Genetic Profiling and frequencies of Modifiers in Transfusion-Dependent Thalassemia
DOI:
https://doi.org/10.12669/pjms.41.9.11571Keywords:
Ameliorating factors, Genetic modifiers, polymorphism, Transfusion dependent thalassemia, α mutations, β mutations, BCL11A, Xmn-1Abstract
Background & Objective: Thalassemia is a genetic blood disorder primarily influenced by β-globin gene mutations and various genetic modifiers. In Pakistan, especially among transfusion-dependent thalassemia (TDT) patients, data on these modifying factors remain limited, hindering accurate diagnosis and tailored management. This study aimed to reassess the diagnostic classification and determine the frequency of genetic determinants specifically alpha-thalassemia deletions and key polymorphisms (BCL11A and Xmn1-HBG2) associated with milder clinical phenotypes in multi-transfused thalassemia patients from the local population.

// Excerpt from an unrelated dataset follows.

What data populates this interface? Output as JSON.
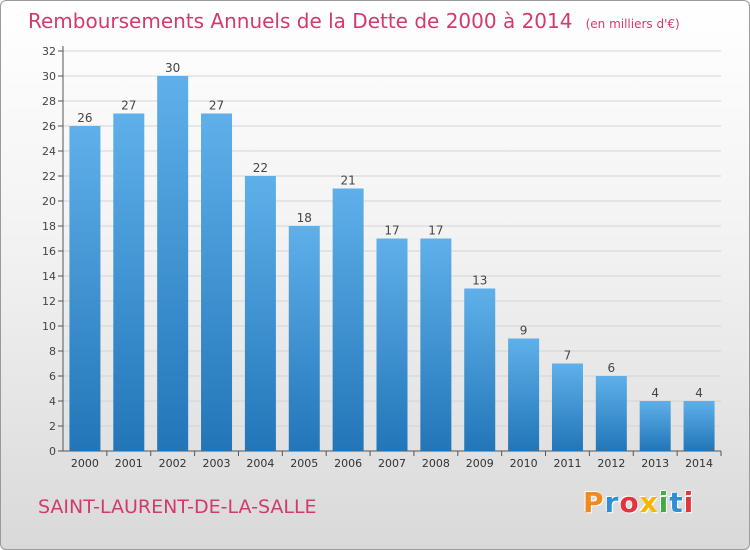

Methodology: This descriptive cross-sectional study was conducted over a six-month period, from January to June 2019 and included 54 TDT patients aged up to 15 years from the Fatimid Foundation, Peshawar. Genetic analyses were performed for polymorphisms at Xmn-1-HBG2 and BCL11A, as well as for two alpha (α) and thirteen common beta (β) gene alterations. Utilizing the PureLinkTM Genomic DNA Kit, DNA was retrieved. The ARMS technique was used to identify β-thalassemia mutations, whereas Gap-PCR was used to identify α-thalassemia deletions. For Xmn-1 genotyping, we used RFLP-PCR, while ARMS-PCR was used to assess BCL11A polymorphisms.
Results: All patients had either homozygous or compound heterozygous mutations in the β-globin gene. Of them, 38 patients had BCL11A polymorphisms, two had Xmn-1-HBG2 polymorphisms and 11 patients had a co-existing heterozygous α (3.7 kb) deletion. Homozygous Fr 8-9 was the variant with the most common mutation, occurring in 19 (35.2%) cases. Isolated β-globin gene mutations were found in just 13 cases. Together with the underlying β-globin mutation, 85.2% patients had an additional ameliorating genetic component (a BCL11A polymorphism, Xmn-1-HBG2 polymorphism, or α-globin gene mutation).
Conclusion: Transfusion-dependent β-thalassemia patients in Peshawar Region often have co-existing genetic modifiers, resulting in a milder phenotype. Screening for these modifiers is recommended for specialized treatment in these children.